Yeah, I realized and implemented that in the meantime as well - taking the plymouth fix from #74 serves as a pretty good skeleton.

Preliminary local PKGBUILD based on tpm2-totp-git from AUR works fine. I'll polish up my code and try to push later today.

Anything special to consider before making a pull request?

Preliminary local PKGBUILD based on tpm2-totp-git from AUR works fine. I'll polish up my code and try to push later today.

Awesome :) I'll start a new release cycle once this has been merged as well.

Anything special to consider before making a pull request?

Keeping the structure similar to #75 seems like a good idea, otherwise nothing special as far as I can think of - we use the Developers Certificate of Origin, so remember to signoff your commits (git commit -s).
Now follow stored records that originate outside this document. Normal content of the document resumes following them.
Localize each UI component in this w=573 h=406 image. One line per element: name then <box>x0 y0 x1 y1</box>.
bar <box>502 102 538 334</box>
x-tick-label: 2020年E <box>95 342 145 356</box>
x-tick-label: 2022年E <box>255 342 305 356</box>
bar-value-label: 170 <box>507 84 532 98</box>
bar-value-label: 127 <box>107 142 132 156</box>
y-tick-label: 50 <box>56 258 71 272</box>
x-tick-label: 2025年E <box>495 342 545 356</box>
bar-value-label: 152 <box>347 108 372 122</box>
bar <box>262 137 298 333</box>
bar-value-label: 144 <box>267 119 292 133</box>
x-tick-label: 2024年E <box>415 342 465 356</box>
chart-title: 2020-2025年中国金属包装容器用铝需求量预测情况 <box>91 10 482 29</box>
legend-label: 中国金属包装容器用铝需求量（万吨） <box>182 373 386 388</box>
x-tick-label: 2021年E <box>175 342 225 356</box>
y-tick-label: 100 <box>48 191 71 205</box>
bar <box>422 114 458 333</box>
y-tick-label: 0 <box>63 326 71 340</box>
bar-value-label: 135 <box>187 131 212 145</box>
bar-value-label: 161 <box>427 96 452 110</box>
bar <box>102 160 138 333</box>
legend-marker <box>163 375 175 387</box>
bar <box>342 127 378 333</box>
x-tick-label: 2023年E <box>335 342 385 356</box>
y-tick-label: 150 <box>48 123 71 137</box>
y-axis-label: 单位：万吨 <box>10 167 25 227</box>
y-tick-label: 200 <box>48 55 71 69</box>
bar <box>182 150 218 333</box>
Is the D-Bus/tpm2-abrmd error message still present in your local testing? In that case, I'd include the Environment="TPM2TOTP_TCTI=device:/dev/tpm0" in the unit file as suggested above as a workaround to silence the error until the sd-encrypt hook is fixed. (The unit file already depends on dev-tpm0.device anyway, so the explicit specification of the TPM device is fine.)